I went to the post office today to mail a package. Weeks ago, I succumbed to a TV ad touting the benefits of a facial moisturizer/anti-aging solution guaranteed to rejuvenate and lift my skin. If for some reason I didn't like it, I could return the merchandise and pay only a small shipping fee. I figured why not. It wasn't the first time I've tried out merchandise this way and God knew my skin needed some rejuvenating. If it didn't work, I just had to be sure to cancel before the return deadline so my credit card wouldn't be charged the $79.95 + tax that the small jar of the magic goo costs. Fine. I could remember that. That's what post-it notes are for and magnets on my refrigerator.
So each morning and night no matter how rushed or tired or sleepy I was, I took the time to cleanse my face properly, use the free toner that accompanied the moisturizer, and smooth the miracle solution all over my face. Hope springs eternal indeed. Yesterday, I finally accepted the miracle wasn't working for me. My face was peeling, there were ugly red bumps on my skin and my face felt sticky in the evening. If "rejuvenation" meant I would be getting acne again at my age, I didn't need it.

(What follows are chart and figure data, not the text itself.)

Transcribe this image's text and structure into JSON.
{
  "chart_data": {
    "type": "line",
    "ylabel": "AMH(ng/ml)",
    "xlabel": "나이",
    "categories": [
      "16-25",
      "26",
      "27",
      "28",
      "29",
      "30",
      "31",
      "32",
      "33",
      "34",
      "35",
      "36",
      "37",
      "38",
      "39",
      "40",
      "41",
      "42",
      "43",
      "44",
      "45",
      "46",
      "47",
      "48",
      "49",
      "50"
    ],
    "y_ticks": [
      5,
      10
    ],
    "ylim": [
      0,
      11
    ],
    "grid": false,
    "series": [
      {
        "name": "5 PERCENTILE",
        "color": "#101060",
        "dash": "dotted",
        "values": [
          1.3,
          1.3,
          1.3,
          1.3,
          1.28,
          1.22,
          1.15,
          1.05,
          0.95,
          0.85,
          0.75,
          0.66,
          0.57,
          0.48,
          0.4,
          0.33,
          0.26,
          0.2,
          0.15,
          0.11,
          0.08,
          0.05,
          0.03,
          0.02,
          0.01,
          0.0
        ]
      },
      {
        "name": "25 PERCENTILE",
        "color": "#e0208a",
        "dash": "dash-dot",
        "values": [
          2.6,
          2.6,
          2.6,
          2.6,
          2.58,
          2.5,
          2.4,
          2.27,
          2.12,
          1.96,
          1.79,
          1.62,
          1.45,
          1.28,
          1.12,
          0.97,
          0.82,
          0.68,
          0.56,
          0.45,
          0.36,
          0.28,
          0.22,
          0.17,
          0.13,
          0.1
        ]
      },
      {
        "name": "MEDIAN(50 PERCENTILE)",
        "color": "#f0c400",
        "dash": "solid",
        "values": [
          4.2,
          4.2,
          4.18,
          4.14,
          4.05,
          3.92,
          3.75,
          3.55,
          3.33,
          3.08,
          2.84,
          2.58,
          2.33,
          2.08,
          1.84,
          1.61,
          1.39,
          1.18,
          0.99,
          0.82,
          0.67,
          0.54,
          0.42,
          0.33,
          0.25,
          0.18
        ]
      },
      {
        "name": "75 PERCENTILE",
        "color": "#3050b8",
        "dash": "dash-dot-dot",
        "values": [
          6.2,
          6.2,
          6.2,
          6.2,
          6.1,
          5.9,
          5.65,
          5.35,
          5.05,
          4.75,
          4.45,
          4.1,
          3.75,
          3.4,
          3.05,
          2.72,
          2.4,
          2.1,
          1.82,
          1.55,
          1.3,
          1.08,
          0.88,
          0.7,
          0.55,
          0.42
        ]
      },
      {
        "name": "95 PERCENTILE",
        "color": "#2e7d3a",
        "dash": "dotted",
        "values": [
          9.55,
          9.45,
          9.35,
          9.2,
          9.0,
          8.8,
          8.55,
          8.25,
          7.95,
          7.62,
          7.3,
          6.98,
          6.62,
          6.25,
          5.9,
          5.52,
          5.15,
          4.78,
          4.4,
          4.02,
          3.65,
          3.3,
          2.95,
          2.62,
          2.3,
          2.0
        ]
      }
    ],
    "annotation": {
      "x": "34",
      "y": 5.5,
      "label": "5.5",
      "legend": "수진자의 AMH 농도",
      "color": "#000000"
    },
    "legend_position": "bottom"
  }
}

So back to the post office. Before that of course I had to call the company, tell them I had decided to return the cream, explain why, say no to their offer of another product to try, get the return number and instructions for returning the blessed jar. Fine and dandy. I wrap the package carefully in bubble wrap, make sure the RMA number is prominently displayed, pulled out my debit card and drove to the post office. I felt so in control. I get in line, wait interminably for the lady ahead of me who was laboriously handwriting addresses to about a million envelopes and chatting up the mailman when she was done, I hand over the package, pull out my debit card, and realized I had my Macy's card, instead of my bank card.
Did I feel dumb? Yes. Before that point, I felt so in control and organized. I was sure I had covered all the bases, crossed all the T's and dotted all the I's. It was that last act of pulling out the wrong card that slew me. I got careless because in my mind, I had the project all wrapped up. Teaches you that in this life, sometimes it's the little things that trip you up.